They filed a lawsuit with the High Court last Friday.
Campaigners have been opposing the waste incinerator at Javelin Park for years, saying the project wasted taxpayers' money, was bad for health and the environment and that there were cheaper and better alternatives.
Requests to see the contract, the largest the county has ever entered into, were consistently refused until a tribunal forced its disclosure in 2017, by which time a revised contract had been signed. This was only released on 20th December 2018.
"It was a very difficult decision to take this course of action when so much taxpayer money has already been spent on legal battles," says Patricia Watson, a waste consultant and volunteer director of the group. "The underhand behaviour of the council and contractor has led to a far higher price than anywhere else in the country for the lowest possible environmental benefit."
Board member Sue Oppenheimer adds: "The contract has increased by a staggering £150m - making it 30% more expensive. By law, it should have been retendered. Instead, Gloucestershire County Council has spent around half a million pounds keeping this information secret.
"With the support of the community, we had been working on a much cheaper waste processing plant and would have bid for the contract. Our plant would have increased recycling, reduced pollution and would have been a better deal for the environment and the taxpayer."
Tom Jarman, another board member says: "There is a strict 3-day limit to bringing this sort of claim and it seems to us that the council timed the disclosure of the relevant information strategically, just before Christmas, so to make it almost impossible for anyone to bring legal action in time.
"Keeping a 30% increase in cost secret from the public and its own audit committee is not the way we expect a public authority to conduct itself."
Community R4C says there has been widespread and consistent objection to the building of an incinerator on the Javelin Park site, alongside an area of outstanding natural beauty. Well over 4,000 people wrote to object and the Council's own planning committee unanimously rejected the plans, yet still the plans for the incinerator have been pushed ahead, and the plant is now in an advanced state of build.
Documents available on the Community R4C website show the planned incinerator is very inefficient and expensive. The lack of heat use (combined heat and power) means that almost 80% of the energy available is wasted, and the plant is a harmful emitter of greenhouse gasses, and harmful dioxins. Two thirds of the electricity comes from inefficiently burning plastic, a fossil fuel, and this is even more harmful to the environment than landfill.

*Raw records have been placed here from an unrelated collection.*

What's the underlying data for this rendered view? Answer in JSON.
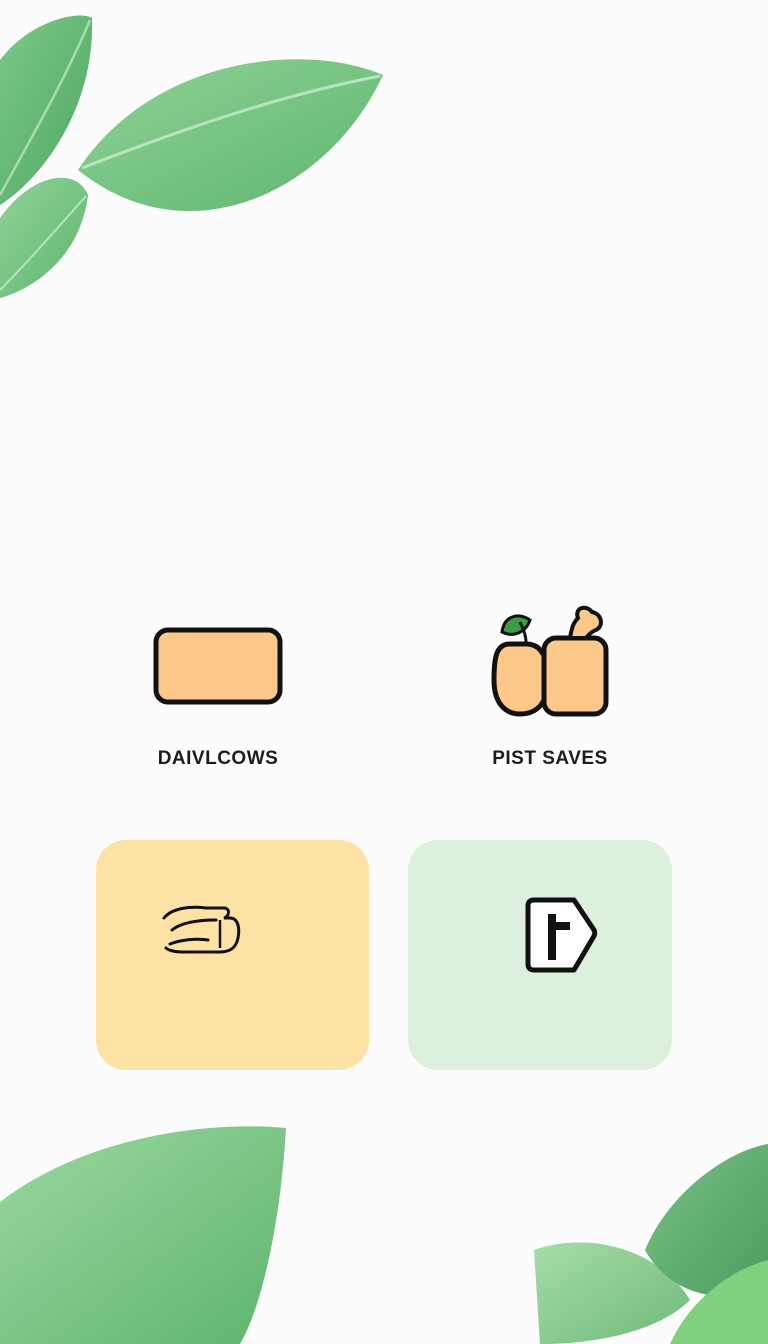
{
  "tiles": [
    {
      "label": "DAIVLCOWS",
      "icon": "card-icon",
      "background": "#fdfcfc"
    },
    {
      "label": "PIST SAVES",
      "icon": "produce-basket-icon",
      "background": "#fdfcfc"
    },
    {
      "label": "",
      "icon": "hand-icon",
      "background": "#fde2a6"
    },
    {
      "label": "",
      "icon": "tag-icon",
      "background": "#dcf0dd"
    }
  ],
  "colors": {
    "background": "#fdfcfc",
    "icon_fill": "#fcc98a",
    "icon_stroke": "#111111",
    "leaf_green": "#6cc07a",
    "leaf_light": "#9fd8a3"
  }
}
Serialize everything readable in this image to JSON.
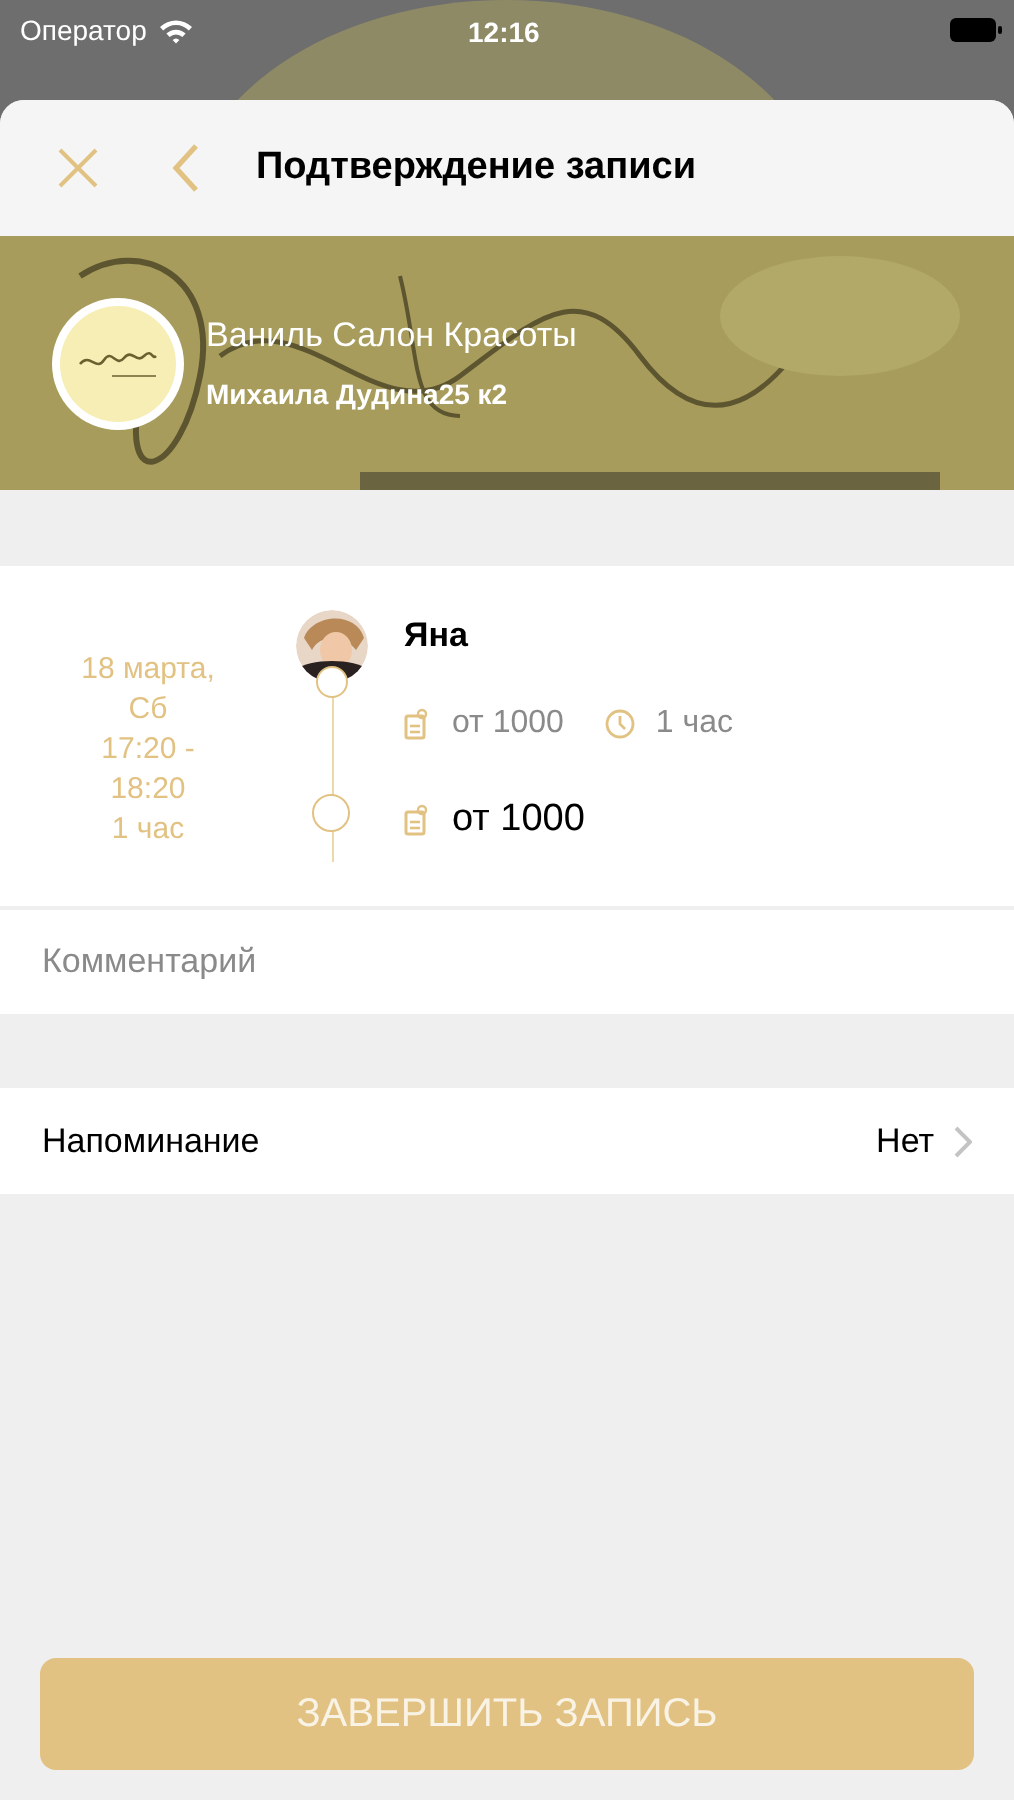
{
  "status_bar": {
    "carrier": "Оператор",
    "time": "12:16"
  },
  "header": {
    "title": "Подтверждение записи"
  },
  "salon": {
    "name": "Ваниль Салон Красоты",
    "address": "Михаила Дудина25 к2"
  },
  "booking": {
    "date_lines": [
      "18 марта,",
      "Сб",
      "17:20 -",
      "18:20",
      "1 час"
    ],
    "master": {
      "name": "Яна"
    },
    "items": [
      {
        "kind": "master_service",
        "price": "от 1000",
        "duration": "1 час"
      },
      {
        "kind": "service",
        "price": "от 1000"
      }
    ]
  },
  "comment": {
    "placeholder": "Комментарий"
  },
  "reminder": {
    "label": "Напоминание",
    "value": "Нет"
  },
  "submit": {
    "label": "ЗАВЕРШИТЬ ЗАПИСЬ",
    "disabled": true
  }
}
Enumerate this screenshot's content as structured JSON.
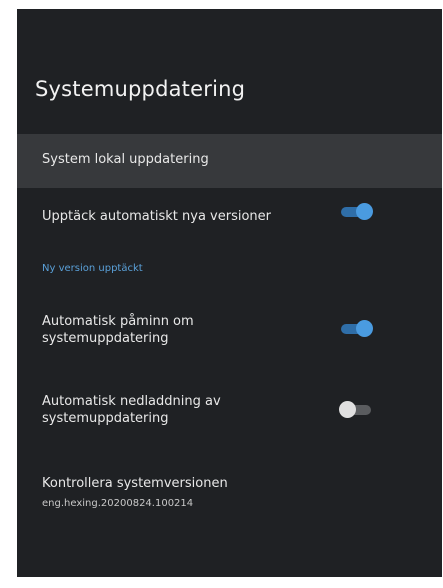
{
  "header": {
    "title": "Systemuppdatering"
  },
  "settings": {
    "local_update_label": "System lokal uppdatering",
    "auto_detect_label": "Upptäck automatiskt nya versioner",
    "auto_detect_on": true,
    "new_version_notice": "Ny version upptäckt",
    "auto_reminder_label": "Automatisk påminn om systemuppdatering",
    "auto_reminder_on": true,
    "auto_download_label": "Automatisk nedladdning av systemuppdatering",
    "auto_download_on": false,
    "check_version_label": "Kontrollera systemversionen",
    "version_value": "eng.hexing.20200824.100214"
  },
  "colors": {
    "background": "#1f2124",
    "highlight": "#37393c",
    "toggle_on": "#4a9be0",
    "toggle_off": "#e0e0e0",
    "link": "#5aa0d8"
  }
}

It burns all material received, yet well over 50% of this material is recyclable.
The gate fee £190 per tonne of waste (for the first 108,000 tonnes, Council guaranteed minimum) almost twice the cost of alternatives.
Community R4C claims that the Council has been consistently secretive, refusing to release contract details despite numerous Freedom of Information Act requests.
In 2015, it decided not just to campaign against something, but to work towards a better solution which would serve the community and protect the environment. This harnesses the commitment of the local community to preserve resources while minimising cost so that other local services could be protected.
In 2016 Community R4C raised almost £100,000 in a groundbreaking Community Share Scheme to facilitate its aims and the building of an alternative waste resource recovery plant - the R4C plant - in co-operation with investors and partners.